As it had seemed to her poor lord who had died, so it seemed to this man who lived and so worshipped her—that the wonder of her sweetness was a thing to marvel at with passionate reverence. Being a man of greater mind and poetic imagination than Dunstanwolde, and being himself adored by her, as that poor gentleman had not had the good fortune to be, he had ten thousand-fold the power and reason to see the tender radiance of her. As she was taller than other women, so her love seemed higher and greater, and as free from any touch of earthly poverty of feeling as her beauty was from any flaw. In it there could be no doubt, no pride; it could be bounded by no limit, measured by no rule, its depths sounded by no plummet.
His very soul was touched by her great longing to give to him the feeling, and to feel herself, that from the hour that she had become his, her past life was a thing blotted out.
“I am a new created thing,” she said; “until you called me ‘Love’ I had no life! All before was darkness. ’Twas you, my Gerald, who said, ‘Let there be light, and there was light.’”
“Hush, hush, sweet love,” he said. “Your words would make me too near God’s self.”
“Sure Love is God,” she cried, her hands upon his shoulders, her face uplifted. “What else? Love we know; Love we worship and kneel to; Love conquers us and gives us Heaven. Until I knew it, I believed naught. Now I kneel each night and pray, and pray, but to be pardoned and made worthy.”
Never before, it was true, had she knelt and prayed, but from this time no nun in her convent knelt oftener or prayed more ardently, and her prayer was ever that the past might be forgiven her, the future blessed, and she taught how to so live that there should be no faintest shadow in the years to come.
“I know not What is above me,” she said. “I cannot lie and say I love It and believe, but if there is aught, sure It must be a power which is great, else had the world not been so strange a thing, and I—and those who live in it—and if He made us, He must know He is to blame when He has made us weak or evil. And He must understand why we have been so made, and when we throw ourselves into the dust before Him, and pray for help and pardon, surely—surely He will lend an ear! We know naught, we have been told naught; we have but an old book which has been handed down through strange hands and strange tongues, and may be but poor history.

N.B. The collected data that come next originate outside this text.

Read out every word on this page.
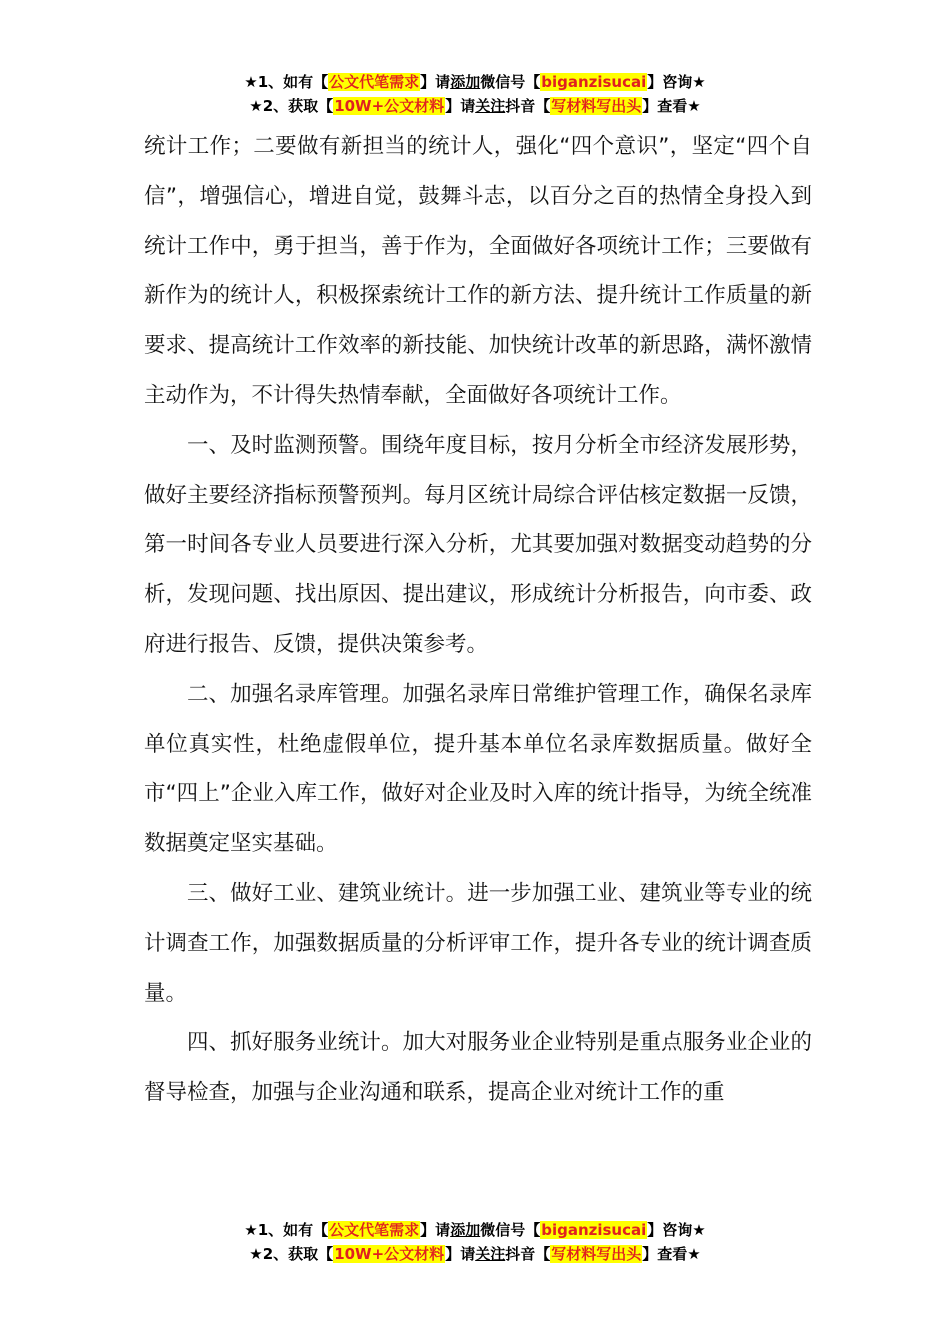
★1、如有【公文代笔需求】请添加微信号【biganzisucai】咨询★
★2、获取【10W+公文材料】请关注抖音【写材料写出头】查看★

统计工作；二要做有新担当的统计人，强化“四个意识”，坚定“四个自信”，增强信心，增进自觉，鼓舞斗志，以百分之百的热情全身投入到统计工作中，勇于担当，善于作为，全面做好各项统计工作；三要做有新作为的统计人，积极探索统计工作的新方法、提升统计工作质量的新要求、提高统计工作效率的新技能、加快统计改革的新思路，满怀激情主动作为，不计得失热情奉献，全面做好各项统计工作。

一、及时监测预警。围绕年度目标，按月分析全市经济发展形势，做好主要经济指标预警预判。每月区统计局综合评估核定数据一反馈，第一时间各专业人员要进行深入分析，尤其要加强对数据变动趋势的分析，发现问题、找出原因、提出建议，形成统计分析报告，向市委、政府进行报告、反馈，提供决策参考。

二、加强名录库管理。加强名录库日常维护管理工作，确保名录库单位真实性，杜绝虚假单位，提升基本单位名录库数据质量。做好全市“四上”企业入库工作，做好对企业及时入库的统计指导，为统全统准数据奠定坚实基础。

三、做好工业、建筑业统计。进一步加强工业、建筑业等专业的统计调查工作，加强数据质量的分析评审工作，提升各专业的统计调查质量。

四、抓好服务业统计。加大对服务业企业特别是重点服务业企业的督导检查，加强与企业沟通和联系，提高企业对统计工作的重

★1、如有【公文代笔需求】请添加微信号【biganzisucai】咨询★
★2、获取【10W+公文材料】请关注抖音【写材料写出头】查看★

We have so little, and we are threatened so; but for love’s sake I will pray the poor prayers we are given, and for love’s sake there is no dust too low for me to lie in while I plead.”
This was the strange truth—though ’twas not so strange if the world feared not to admit such things—that through her Gerald, who was but noble and high-souled man, she was led to bow before God’s throne as the humblest and holiest saint bows, though she had not learned belief and only had learned love.
“But life lasts so short a while,” she said to Osmonde. “It seems so short when it is spent in such joy as this; and when the day comes—for, oh! Gerald, my soul sees it already—when the day comes that I kneel by your bedside and see your eyes close, or you kneel by mine, it must be that the one who waits behind shall know the parting is not all.”
“It could not be all, beloved,” Osmonde said. “Love is sure, eternal.”